In the following lines, the last argument is presented as a last attempt to try to convince the speaker’s lover: “If thinking on me then should make you woe / Oh, if, I say, you look upon this verse / When I perhaps compounded am with clay / Do not so much as my poor name rehearse / But let your love even with my life decay” (lines 8 – 12). The speaker is preoccupied with restating his wish over and over again throughout the sonnet, as if his lover is stubborn and will not be willing to forget him, but this image of the speaker ‘compounded with clay’ is an allusion to the buried body in the land. Leaving the lover with this image, the

speaker is trying to make all the magic of the love once lived by them disappear by leaving her with horrible images on her mind.

This unwillingness on the part of the lover can be understood by imagining the supernatural love they felt for each other, each one puts the other’s desire in first place and therefore often abdicates from their well being in order to the other reach full satisfaction. In the line 7 the speaker also suggests an end to the love of his lover for him “let your love even with my life decay” and from this excerpt we can analyze the simplicity with which the speaker talks about the end of his life as if it is a simple event that’s not going to affect anything in an attempt to make it easier for his lover to forget him.

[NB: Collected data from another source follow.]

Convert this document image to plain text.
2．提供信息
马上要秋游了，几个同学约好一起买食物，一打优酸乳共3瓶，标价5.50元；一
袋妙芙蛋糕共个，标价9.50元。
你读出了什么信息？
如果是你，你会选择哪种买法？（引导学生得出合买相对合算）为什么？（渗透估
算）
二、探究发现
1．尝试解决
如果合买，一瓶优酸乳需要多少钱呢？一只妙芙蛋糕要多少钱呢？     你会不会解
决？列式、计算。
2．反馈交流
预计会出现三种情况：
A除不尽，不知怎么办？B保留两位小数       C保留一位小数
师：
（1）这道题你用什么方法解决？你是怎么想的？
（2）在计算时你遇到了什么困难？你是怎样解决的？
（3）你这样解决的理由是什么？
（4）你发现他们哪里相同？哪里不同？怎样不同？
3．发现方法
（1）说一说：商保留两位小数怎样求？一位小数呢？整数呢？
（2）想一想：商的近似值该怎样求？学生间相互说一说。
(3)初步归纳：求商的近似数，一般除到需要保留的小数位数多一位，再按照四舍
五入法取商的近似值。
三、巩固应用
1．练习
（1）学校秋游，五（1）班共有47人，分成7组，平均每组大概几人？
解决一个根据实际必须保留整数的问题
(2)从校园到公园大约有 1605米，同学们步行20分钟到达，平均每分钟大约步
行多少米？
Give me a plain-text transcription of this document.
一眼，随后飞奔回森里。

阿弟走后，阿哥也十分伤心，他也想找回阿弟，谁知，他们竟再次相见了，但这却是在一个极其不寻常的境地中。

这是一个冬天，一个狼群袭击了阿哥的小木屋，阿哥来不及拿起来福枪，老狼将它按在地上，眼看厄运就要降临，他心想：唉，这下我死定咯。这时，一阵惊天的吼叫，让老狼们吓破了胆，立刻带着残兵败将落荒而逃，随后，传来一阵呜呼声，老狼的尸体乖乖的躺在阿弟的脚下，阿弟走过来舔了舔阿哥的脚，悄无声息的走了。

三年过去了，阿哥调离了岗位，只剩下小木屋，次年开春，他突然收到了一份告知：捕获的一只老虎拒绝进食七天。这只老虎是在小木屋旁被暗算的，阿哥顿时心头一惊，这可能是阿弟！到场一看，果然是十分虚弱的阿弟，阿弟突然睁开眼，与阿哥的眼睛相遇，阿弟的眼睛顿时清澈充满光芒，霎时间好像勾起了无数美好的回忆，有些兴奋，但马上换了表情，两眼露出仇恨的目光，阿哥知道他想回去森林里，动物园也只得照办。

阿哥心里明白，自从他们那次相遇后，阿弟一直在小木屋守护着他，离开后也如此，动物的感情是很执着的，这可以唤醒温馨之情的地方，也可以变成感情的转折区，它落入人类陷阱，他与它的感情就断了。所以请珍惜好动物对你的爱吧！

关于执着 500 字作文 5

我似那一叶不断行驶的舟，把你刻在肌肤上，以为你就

Finally, in the heroic couplet is the conclusion of this sonnet, where the speaker clarifies all his inducements for wishing to be forgotten: “Lest the wise world should look into your moan / And mock you with me after I’m gone” (lines 13-4). The speaker fears for the life of his lover after he dies; it shows some vulnerability on the part of the lover, perhaps it’s just the speaker’s overprotection or the fragility in the woman that is the cause of this concern coming from the speaker. These two last lines also suggests that the love was unwise, because the wise world would mock if they saw fragility and grief in the lover; referring back to the line 4, where the speaker calls the world vile we are able to notice the difference

in opinions between ‘vile world’ and ‘wise world’ that happens because of an irony in the thirteenth line: in this world that judges itself wise people are not allowed to love without being judged by ‘vile worms’.

As the speaker of a persuasive sonnet, this speaker cannot be entirely reliable; all his thoughts about the judgmental old English society can be here just because of the effect the he knew it was going to have on his lover, which implies that she was a woman who cared about reputation but learned to go against the world with him and yet, wasn’t prepared to go against an old set of values on her own and therefore would be best for her to forget that the speaker had ever existed and go back to her former life, restituting her image in society and also preventing her a pointless suffering.